Pôle 6 - Chambre 10, 11 septembre 2019 — 17/07225
Texte intégral
RÉPUBLIQUE FRANÇAISE
AU NOM DU PEUPLE FRANÇAIS
COUR D'APPEL DE PARIS
Pôle 6 - Chambre 10
ARRÊT DU 11 Septembre 2019
(n° , pages)
Numéro d'inscription au répertoire général : S N° RG 17/07225 - N° Portalis 35L7-V-B7B-B3LOX
Décision déférée à la Cour : jugement rendu le 09 Mars 2017 par le Conseil de Prud'hommes - Formation paritaire de LONGJUMEAU RG n° 16/00334
APPELANTE
Madame [E] [Z]
[Adresse 1]
[Adresse 1]
née le [Date naissance 1] 1977
représentée par Me Stéphane VAVASSEUR, avocat au barreau de PARIS
INTIMEES
SASU NUTRIBEN
[Adresse 2]
[Adresse 2]
N° SIRET : 490 452 034
représentée par Me Christophe CASADO BOLIVAR, avocat au barreau de PARIS substitué par Me Valentine TOLOTON, avocat au barreau de PARIS
SASU LABORATOIRES ALTER Agissant poursuites et diligences de ses représentants légaux et domiciliés en cette qualité au Siège
[Adresse 2]
[Adresse 2]
N° SIRET : 453 901 159
représentée par Me Christophe CASADO BOLIVAR, avocat au barreau de PARIS substitué par Me Valentine TOLOTON, avocat au barreau de PARIS
COMPOSITION DE LA COUR :
En application des dispositions de l'article 945-1 du code de procédure civile, l'affaire a été débattue le 03 Juin 2019, en audience publique, les parties ne s'y étant pas opposées, devant Mme Marie-Antoinette COLAS, Présidente, chargée du rapport.
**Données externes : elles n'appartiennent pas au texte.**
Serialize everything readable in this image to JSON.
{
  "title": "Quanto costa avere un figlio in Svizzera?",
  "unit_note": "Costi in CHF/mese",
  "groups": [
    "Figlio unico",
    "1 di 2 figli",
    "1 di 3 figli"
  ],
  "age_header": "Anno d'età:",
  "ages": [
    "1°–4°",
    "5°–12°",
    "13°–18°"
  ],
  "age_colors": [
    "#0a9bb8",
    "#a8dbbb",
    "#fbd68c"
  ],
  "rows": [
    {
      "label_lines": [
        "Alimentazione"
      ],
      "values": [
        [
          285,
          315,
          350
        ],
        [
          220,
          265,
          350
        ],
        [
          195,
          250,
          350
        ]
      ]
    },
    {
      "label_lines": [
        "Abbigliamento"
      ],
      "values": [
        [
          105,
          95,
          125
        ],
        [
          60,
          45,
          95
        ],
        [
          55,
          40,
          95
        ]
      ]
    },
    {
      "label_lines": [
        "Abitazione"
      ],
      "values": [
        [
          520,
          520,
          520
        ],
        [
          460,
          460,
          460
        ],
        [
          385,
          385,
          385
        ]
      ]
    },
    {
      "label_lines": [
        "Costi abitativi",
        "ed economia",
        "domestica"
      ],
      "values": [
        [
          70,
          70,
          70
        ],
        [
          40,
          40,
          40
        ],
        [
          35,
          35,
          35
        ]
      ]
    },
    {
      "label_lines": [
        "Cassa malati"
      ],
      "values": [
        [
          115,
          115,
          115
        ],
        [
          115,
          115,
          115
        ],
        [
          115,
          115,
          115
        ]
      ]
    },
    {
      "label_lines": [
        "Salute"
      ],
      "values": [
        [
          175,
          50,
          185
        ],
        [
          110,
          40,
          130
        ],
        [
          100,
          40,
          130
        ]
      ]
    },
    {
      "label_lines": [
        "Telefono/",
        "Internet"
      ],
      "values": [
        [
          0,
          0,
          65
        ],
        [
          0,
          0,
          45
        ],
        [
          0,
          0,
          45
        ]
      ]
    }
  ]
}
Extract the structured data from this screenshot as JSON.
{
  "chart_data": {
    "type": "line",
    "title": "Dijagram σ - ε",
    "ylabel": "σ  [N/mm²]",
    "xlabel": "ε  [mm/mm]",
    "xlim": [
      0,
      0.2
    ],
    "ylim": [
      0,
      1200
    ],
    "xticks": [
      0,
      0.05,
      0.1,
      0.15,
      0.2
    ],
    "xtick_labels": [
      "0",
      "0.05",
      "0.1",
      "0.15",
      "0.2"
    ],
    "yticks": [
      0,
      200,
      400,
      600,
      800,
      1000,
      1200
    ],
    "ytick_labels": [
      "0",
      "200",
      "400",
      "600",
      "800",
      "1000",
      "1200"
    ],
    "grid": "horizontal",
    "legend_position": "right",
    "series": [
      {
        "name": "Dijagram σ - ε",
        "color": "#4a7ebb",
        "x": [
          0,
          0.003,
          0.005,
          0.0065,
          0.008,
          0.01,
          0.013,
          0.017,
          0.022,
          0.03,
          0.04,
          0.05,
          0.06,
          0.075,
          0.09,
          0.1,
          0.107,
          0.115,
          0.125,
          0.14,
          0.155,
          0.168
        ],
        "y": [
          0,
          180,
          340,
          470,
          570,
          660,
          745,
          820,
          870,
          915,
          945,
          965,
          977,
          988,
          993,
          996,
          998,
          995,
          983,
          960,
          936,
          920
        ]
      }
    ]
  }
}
Ce magistrat a rendu compte des plaidoiries dans le délibéré de la Cour, composée de :
Madame Marie-Antoinette COLAS, Présidente de Chambre
Madame Françoise AYMES-BELLADINA, Conseillère
Madame Florence OLLIVIER, Vice Présidente placée faisant fonction de Conseillère par ordonnance du Premier Président en date du 08 avril 2019
Greffier : M. Julian LAUNAY, lors des débats
ARRET :
- Contradictoire
- mis à disposition au greffe de la Cour, les parties en ayant été préalablement avisées dans les conditions prévues au deuxième alinéa de l'article 450 du Code de procédure civile.
- signé par Madame Marie-Antoinette COLAS, Présidente de Chambre et par Monsieur Julian LAUNAY, Greffier, auquel la minute de la décision a été remise par le magistrat signataire.
EXPOSÉ DU LITIGE
Le groupe espagnol Alter avait 2 filiales, Nutriben et les laboratoires Alter.
Une transmission universelle de patrimoine est intervenue.
Madame [Z] a été engagée par la société Alter suivant un contrat de travail à durée indéterminée du 17 septembre 2007, en qualité de délégué pharmaceutique. Sa fonction consistait à visiter des clients professionnels de santé, d'opérer des ventes et de faire remonter les informations du terrain au siège commercial.
La rémunération comportait une partie fixe et une partie variable.
Suivant un avenant du 26 mars 2008, l'horaire de travail a été ramené à 35 heures par semaine et suppression des RTT
Plusieurs réorganisations en interne sont intervenues à l'intérieur du groupe Alter, Madame [Z] a été dans ce cadre transférée dans l'une et l'autre des 2 filiales de ce groupe.
Les relations contractuelles étaient régies par la convention collective de l'industrie pharmaceutique.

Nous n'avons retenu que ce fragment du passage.